In subsequent years, the Kunos laboratory generated extensive preclinical
evidence demonstrating that diet-induced obesity and its metabolic
complications—such as fatty liver disease, insulin resistance, and
dyslipidemia—are mediated primarily by CB1 receptors located in the liver and
other peripheral tissues, whereas the receptors responsible for behavioral side
effects reside in the central nervous system
(Journal of Clinical Investigation 2005, 2008, 2010;
Cell Metabolism 2012; Nature Medicine 2013).
These findings led to the hypothesis that
second-generation, peripherally restricted CB1 antagonists
could preserve the therapeutic potential of CB1 blockade while avoiding
central nervous system side effects.
This concept inspired multiple research groups to develop such compounds.
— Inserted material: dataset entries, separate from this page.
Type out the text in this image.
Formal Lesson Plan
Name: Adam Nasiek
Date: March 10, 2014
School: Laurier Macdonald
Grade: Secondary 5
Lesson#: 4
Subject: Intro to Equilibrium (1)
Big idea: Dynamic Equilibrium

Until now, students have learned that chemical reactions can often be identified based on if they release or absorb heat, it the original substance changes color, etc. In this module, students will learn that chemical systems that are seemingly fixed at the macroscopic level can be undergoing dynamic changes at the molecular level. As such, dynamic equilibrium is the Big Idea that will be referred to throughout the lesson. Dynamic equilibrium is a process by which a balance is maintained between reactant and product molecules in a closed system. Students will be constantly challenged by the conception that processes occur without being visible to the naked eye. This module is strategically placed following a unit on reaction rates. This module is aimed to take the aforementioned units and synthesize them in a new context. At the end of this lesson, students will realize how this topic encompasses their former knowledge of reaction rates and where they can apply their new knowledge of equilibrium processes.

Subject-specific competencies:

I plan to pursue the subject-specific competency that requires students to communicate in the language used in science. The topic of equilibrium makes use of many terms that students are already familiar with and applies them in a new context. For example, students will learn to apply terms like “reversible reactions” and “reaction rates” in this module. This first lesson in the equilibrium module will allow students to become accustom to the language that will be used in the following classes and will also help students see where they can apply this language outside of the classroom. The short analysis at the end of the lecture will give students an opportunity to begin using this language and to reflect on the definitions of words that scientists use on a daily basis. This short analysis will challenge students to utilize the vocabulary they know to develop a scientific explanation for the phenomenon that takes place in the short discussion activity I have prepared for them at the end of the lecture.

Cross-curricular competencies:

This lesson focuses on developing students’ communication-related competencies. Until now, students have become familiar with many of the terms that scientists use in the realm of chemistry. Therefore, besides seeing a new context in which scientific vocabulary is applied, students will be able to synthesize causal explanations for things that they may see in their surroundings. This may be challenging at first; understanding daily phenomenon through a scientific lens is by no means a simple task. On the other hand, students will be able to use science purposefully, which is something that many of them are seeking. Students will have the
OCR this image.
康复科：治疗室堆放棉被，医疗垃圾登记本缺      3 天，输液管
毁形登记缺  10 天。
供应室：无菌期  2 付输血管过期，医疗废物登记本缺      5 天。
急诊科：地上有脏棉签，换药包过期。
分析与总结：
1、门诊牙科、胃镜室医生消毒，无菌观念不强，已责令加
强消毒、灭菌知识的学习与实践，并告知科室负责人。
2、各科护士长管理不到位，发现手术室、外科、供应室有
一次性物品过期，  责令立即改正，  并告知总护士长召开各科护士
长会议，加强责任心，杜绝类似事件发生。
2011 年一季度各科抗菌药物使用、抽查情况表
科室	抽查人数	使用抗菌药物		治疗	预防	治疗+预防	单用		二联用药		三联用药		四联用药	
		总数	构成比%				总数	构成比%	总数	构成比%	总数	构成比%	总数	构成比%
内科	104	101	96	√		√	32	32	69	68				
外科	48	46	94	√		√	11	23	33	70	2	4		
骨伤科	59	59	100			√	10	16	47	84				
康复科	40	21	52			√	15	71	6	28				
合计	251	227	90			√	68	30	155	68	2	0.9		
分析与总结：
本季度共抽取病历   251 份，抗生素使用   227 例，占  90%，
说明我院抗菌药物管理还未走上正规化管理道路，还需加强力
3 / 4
A molecule developed by members of the Kunos laboratory,
monlunabant, was the first peripherally restricted CB1 antagonist
to advance to Phase II clinical trials in obese patients with
metabolic syndrome (Lancet Diabetes & Endocrinology, 2025).
Scientific Impact and Citations
Dr. Kunos’ work is widely cited in the scientific literature, with more than
42,000 independent citations.
His H-index is 103, according to Google Scholar.